Above: Equipped with information and training from ADL, Norwegian college students Yuval Regev, left, and Tali Preminger discussed anti-Semitism, bigotry and anti-Israel bias with more than 2,600 Norwegian students last year.
Tali Preminger and Yuval Regev are college students on a mission—ADL’s mission.
These Norwegian Jews spent the 2016-17 academic year traveling their country talking to more than 2,600 students about what it’s like to be Jewish in Norway. The purpose: to counter anti-Semitism, bigotry and anti-Israel bias among their peers. In early 2016, ADL anti-bias educators trained them for this work at our offices in New York, Washington, DC, Boston and Israel. Recently ADL Skyped with Tali and Yuval to find out how the year went.
Tali said she learned that, “Anti-Semitism in Norway is mainly about ignorance,” But it’s a common undercurrent, especially among students.
“The word ‘Jew’ is used as a curse (word) so frequently that one study says more than 60% of high school students have heard it,” Yuval said. “The student using the curse often claims it’s a ‘joke,’ while the Jewish target may not even recognize it as anti-Semitism.”
Tali and Yuval had their work cut out for them.
The education they offered sometimes began at hello. “Most Norwegian students think all Jews look like Orthodox men with payos (sidelocks) ,” Tali said. “They were very surprised to meet us and see that we’re young, we look like them and speak perfect Norwegian.”

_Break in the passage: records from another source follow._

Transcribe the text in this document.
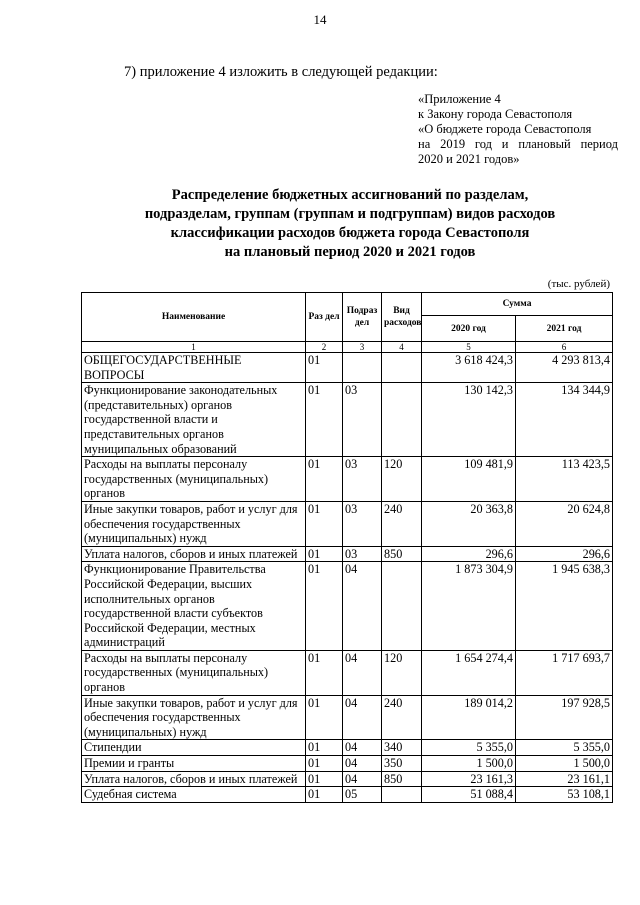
14
7) приложение 4 изложить в следующей редакции:
«Приложение 4
к Закону города Севастополя
«О бюджете города Севастополя
на 2019 год и плановый период
2020 и 2021 годов»
Распределение бюджетных ассигнований по разделам,
подразделам, группам (группам и подгруппам) видов расходов
классификации расходов бюджета города Севастополя
на плановый период 2020 и 2021 годов
(тыс. рублей)
Наименование	Раз дел	Подраз дел	Вид расходов	Сумма	
				2020 год	2021 год
1	2	3	4	5	6
ОБЩЕГОСУДАРСТВЕННЫЕ ВОПРОСЫ	01			3 618 424,3	4 293 813,4
Функционирование законодательных (представительных) органов государственной власти и представительных органов муниципальных образований	01	03		130 142,3	134 344,9
Расходы на выплаты персоналу государственных (муниципальных) органов	01	03	120	109 481,9	113 423,5
Иные закупки товаров, работ и услуг для обеспечения государственных (муниципальных) нужд	01	03	240	20 363,8	20 624,8
Уплата налогов, сборов и иных платежей	01	03	850	296,6	296,6
Функционирование Правительства Российской Федерации, высших исполнительных органов государственной власти субъектов Российской Федерации, местных администраций	01	04		1 873 304,9	1 945 638,3
Расходы на выплаты персоналу государственных (муниципальных) органов	01	04	120	1 654 274,4	1 717 693,7
Иные закупки товаров, работ и услуг для обеспечения государственных (муниципальных) нужд	01	04	240	189 014,2	197 928,5
Стипендии	01	04	340	5 355,0	5 355,0
Премии и гранты	01	04	350	1 500,0	1 500,0
Уплата налогов, сборов и иных платежей	01	04	850	23 161,3	23 161,1
Судебная система	01	05		51 088,4	53 108,1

Tali and Yuval turned this into a teachable moment by saying everyone makes generalizations about others, but the boxes we put people in don’t reflect reality and can be harmful stereotypes.
They steered the discussion to different kinds of bigotry and elicited the view that diversity is a strength. They pointed out why using identity as a curse word is so offensive. More pointedly, “We asked them to think about how using ‘Jew’ as a curse might contribute to anti-Semitic acts,” Tali said. “And we told them, when someone turns your identity into a curse, it’s not a joke anymore.”

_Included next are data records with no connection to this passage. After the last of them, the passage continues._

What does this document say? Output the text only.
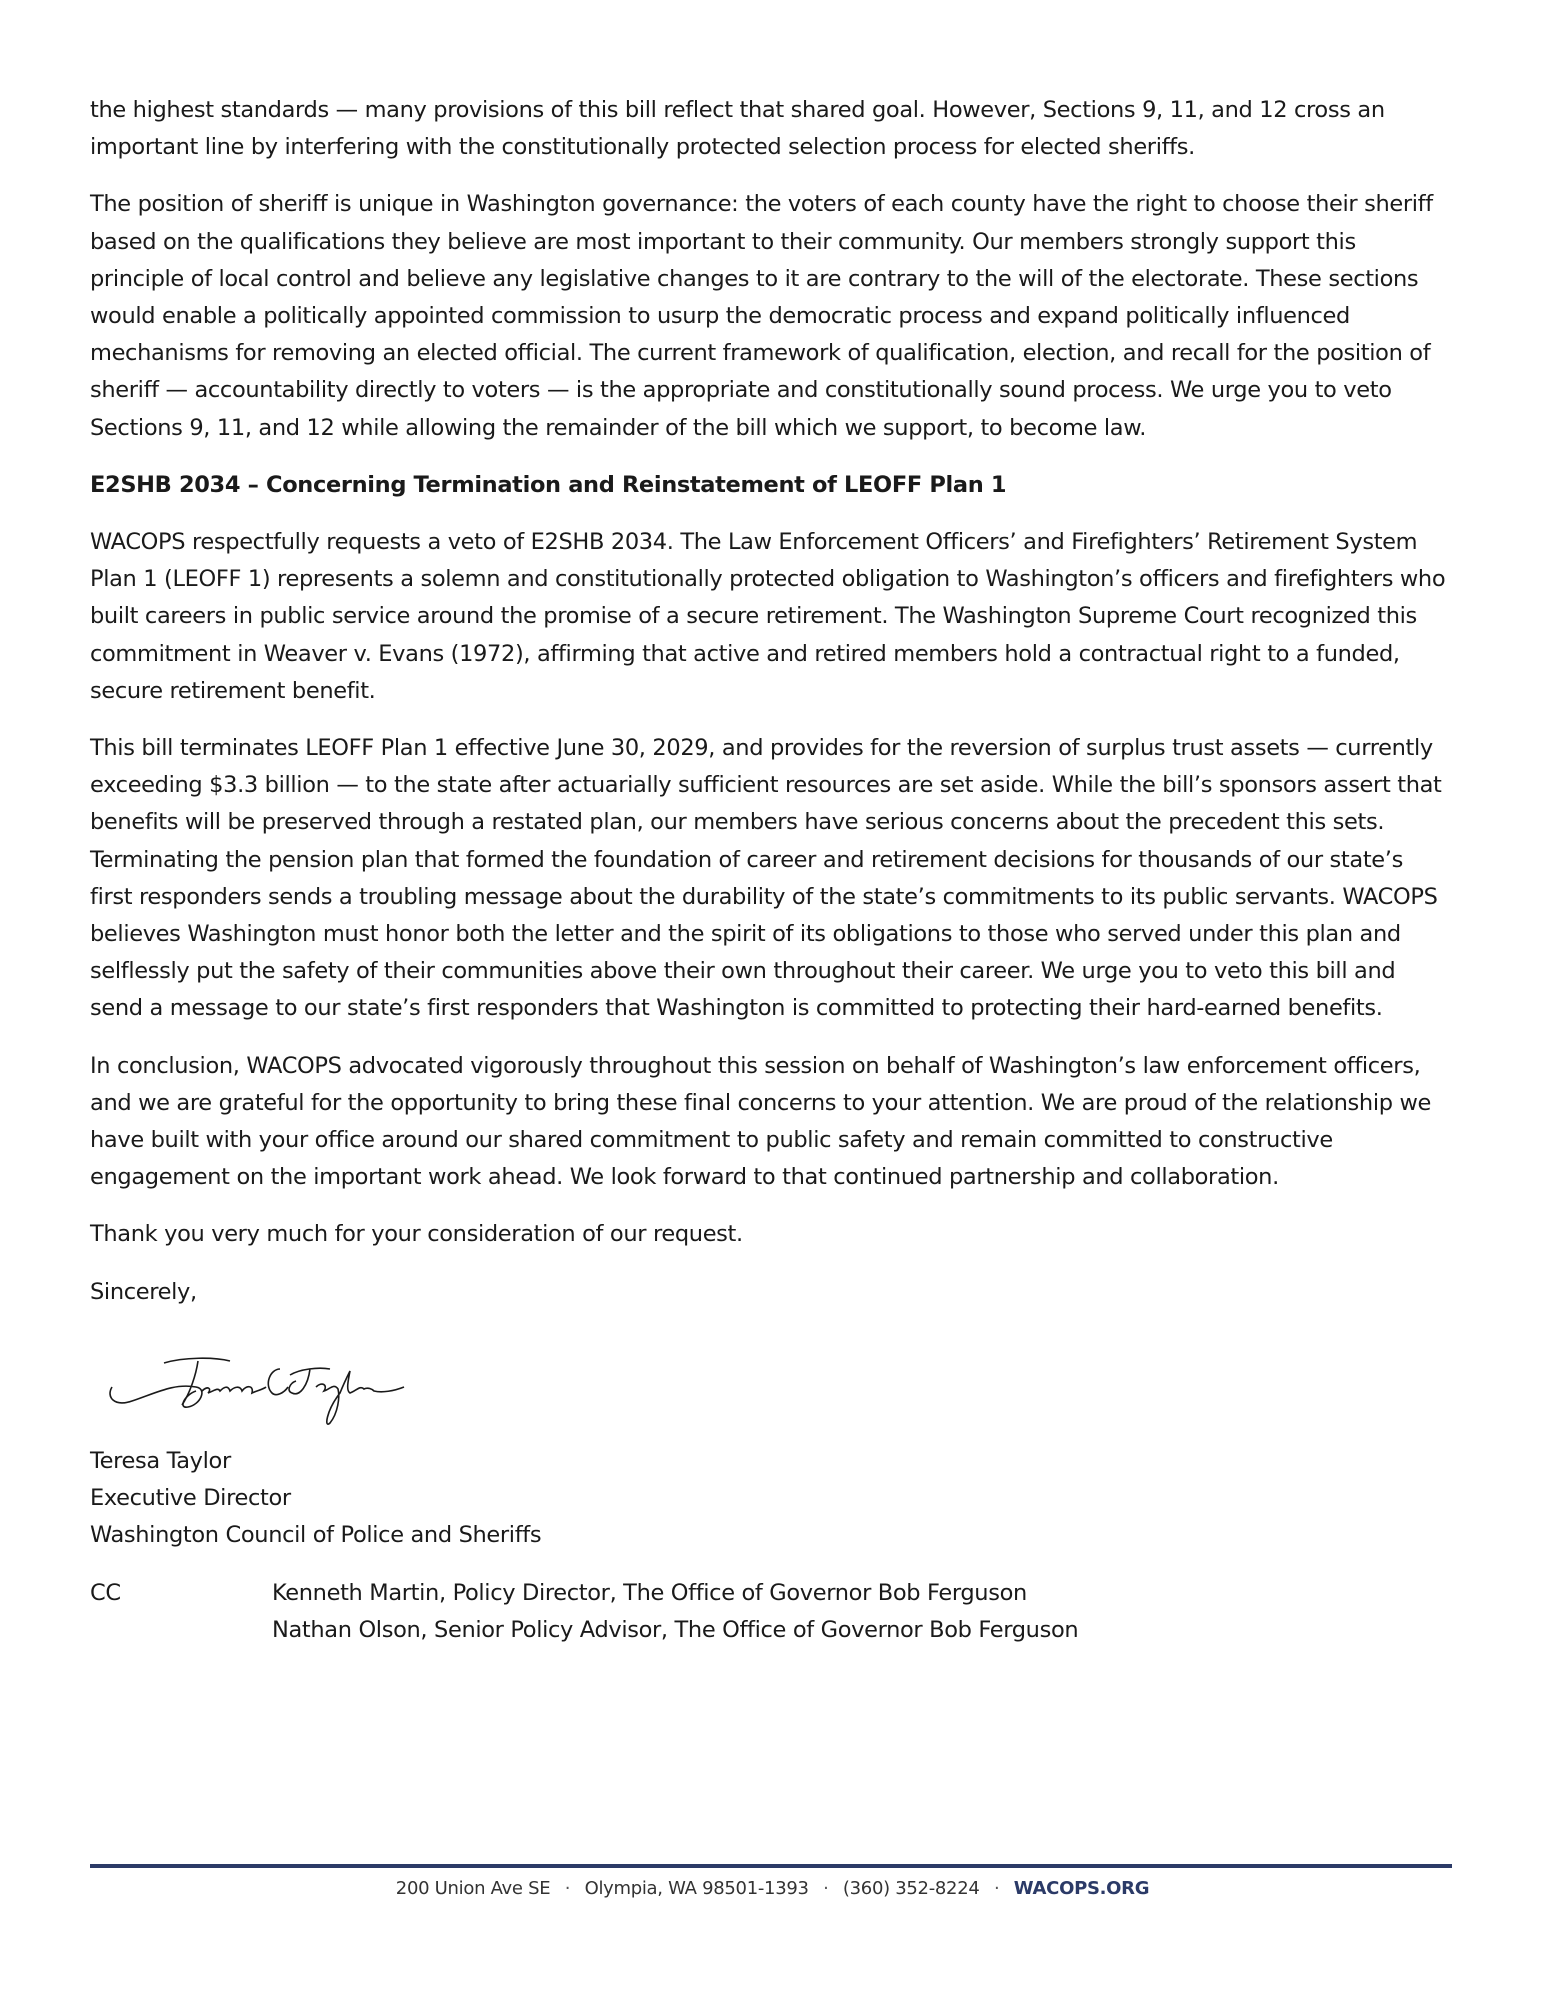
the highest standards — many provisions of this bill reflect that shared goal. However, Sections 9, 11, and 12 cross an important line by interfering with the constitutionally protected selection process for elected sheriffs.

The position of sheriff is unique in Washington governance: the voters of each county have the right to choose their sheriff based on the qualifications they believe are most important to their community. Our members strongly support this principle of local control and believe any legislative changes to it are contrary to the will of the electorate. These sections would enable a politically appointed commission to usurp the democratic process and expand politically influenced mechanisms for removing an elected official. The current framework of qualification, election, and recall for the position of sheriff — accountability directly to voters — is the appropriate and constitutionally sound process. We urge you to veto Sections 9, 11, and 12 while allowing the remainder of the bill which we support, to become law.

E2SHB 2034 – Concerning Termination and Reinstatement of LEOFF Plan 1

WACOPS respectfully requests a veto of E2SHB 2034. The Law Enforcement Officers’ and Firefighters’ Retirement System Plan 1 (LEOFF 1) represents a solemn and constitutionally protected obligation to Washington’s officers and firefighters who built careers in public service around the promise of a secure retirement. The Washington Supreme Court recognized this commitment in Weaver v. Evans (1972), affirming that active and retired members hold a contractual right to a funded, secure retirement benefit.

This bill terminates LEOFF Plan 1 effective June 30, 2029, and provides for the reversion of surplus trust assets — currently exceeding $3.3 billion — to the state after actuarially sufficient resources are set aside. While the bill’s sponsors assert that benefits will be preserved through a restated plan, our members have serious concerns about the precedent this sets. Terminating the pension plan that formed the foundation of career and retirement decisions for thousands of our state’s first responders sends a troubling message about the durability of the state’s commitments to its public servants. WACOPS believes Washington must honor both the letter and the spirit of its obligations to those who served under this plan and selflessly put the safety of their communities above their own throughout their career. We urge you to veto this bill and send a message to our state’s first responders that Washington is committed to protecting their hard-earned benefits.

In conclusion, WACOPS advocated vigorously throughout this session on behalf of Washington’s law enforcement officers, and we are grateful for the opportunity to bring these final concerns to your attention. We are proud of the relationship we have built with your office around our shared commitment to public safety and remain committed to constructive engagement on the important work ahead. We look forward to that continued partnership and collaboration.

Thank you very much for your consideration of our request.

Sincerely,

Teresa Taylor
Executive Director
Washington Council of Police and Sheriffs
CC	Kenneth Martin, Policy Director, The Office of Governor Bob Ferguson
Nathan Olson, Senior Policy Advisor, The Office of Governor Bob Ferguson
200 Union Ave SE · Olympia, WA 98501-1393 · (360) 352-8224 · WACOPS.ORG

Deconstructing implicit anti-Semitism, and empowering Jewish students to respond to it, came up recently in workshops Tali and Yuval conducted for Jewish junior high and high school students in collaboration with the NoHateSpeechMovement Norway chapter. The day after the workshops, one participant e-mailed Yuval to say he’d already used what he learned to deal with an offensive discussion on Facebook.

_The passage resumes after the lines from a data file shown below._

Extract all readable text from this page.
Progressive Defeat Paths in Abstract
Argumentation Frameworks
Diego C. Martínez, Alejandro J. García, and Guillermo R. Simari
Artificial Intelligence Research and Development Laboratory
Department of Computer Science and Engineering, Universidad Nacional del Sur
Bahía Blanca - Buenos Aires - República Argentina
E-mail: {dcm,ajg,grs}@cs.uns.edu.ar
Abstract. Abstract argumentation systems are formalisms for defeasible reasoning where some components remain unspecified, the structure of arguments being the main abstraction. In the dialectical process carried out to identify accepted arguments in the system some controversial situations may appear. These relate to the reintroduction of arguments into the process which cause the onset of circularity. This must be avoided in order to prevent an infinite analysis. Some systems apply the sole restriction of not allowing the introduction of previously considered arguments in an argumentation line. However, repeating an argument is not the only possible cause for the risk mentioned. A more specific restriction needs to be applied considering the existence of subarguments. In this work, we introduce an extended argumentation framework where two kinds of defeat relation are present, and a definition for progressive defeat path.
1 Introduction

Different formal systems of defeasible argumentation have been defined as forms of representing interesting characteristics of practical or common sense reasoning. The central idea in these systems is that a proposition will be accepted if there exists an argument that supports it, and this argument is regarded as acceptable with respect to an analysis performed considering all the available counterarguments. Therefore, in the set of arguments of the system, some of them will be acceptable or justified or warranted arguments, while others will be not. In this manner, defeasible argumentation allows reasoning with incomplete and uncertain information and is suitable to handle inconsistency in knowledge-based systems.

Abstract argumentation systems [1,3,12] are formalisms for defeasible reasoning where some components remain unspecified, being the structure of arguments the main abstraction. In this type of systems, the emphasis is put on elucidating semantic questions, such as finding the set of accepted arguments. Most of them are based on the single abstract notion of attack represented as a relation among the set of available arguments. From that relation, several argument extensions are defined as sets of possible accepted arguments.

“We would not have been capable of planning and executing a workshop like this without our ADL experience,” Tali said.
What was the most effective advice or information they got from ADL? Yuval and Tali agreed: it was ADL’s mission statement, “to stop the defamation of the Jewish people, and secure justice and fair treatment to all,” displayed on the wall of our New York City headquarters.
“Anti-Semitism damages not only Jews, but society,” Tali said. “And that goes for all types of discrimination. If we want to fight anti-Semitism, we have to challenge both.”
ADL is currently training students from across Europe to conduct similar workshops in their countries. The program, now called First Responders, is co-sponsored by the European Jewish Congress and the Jewish community of Oslo.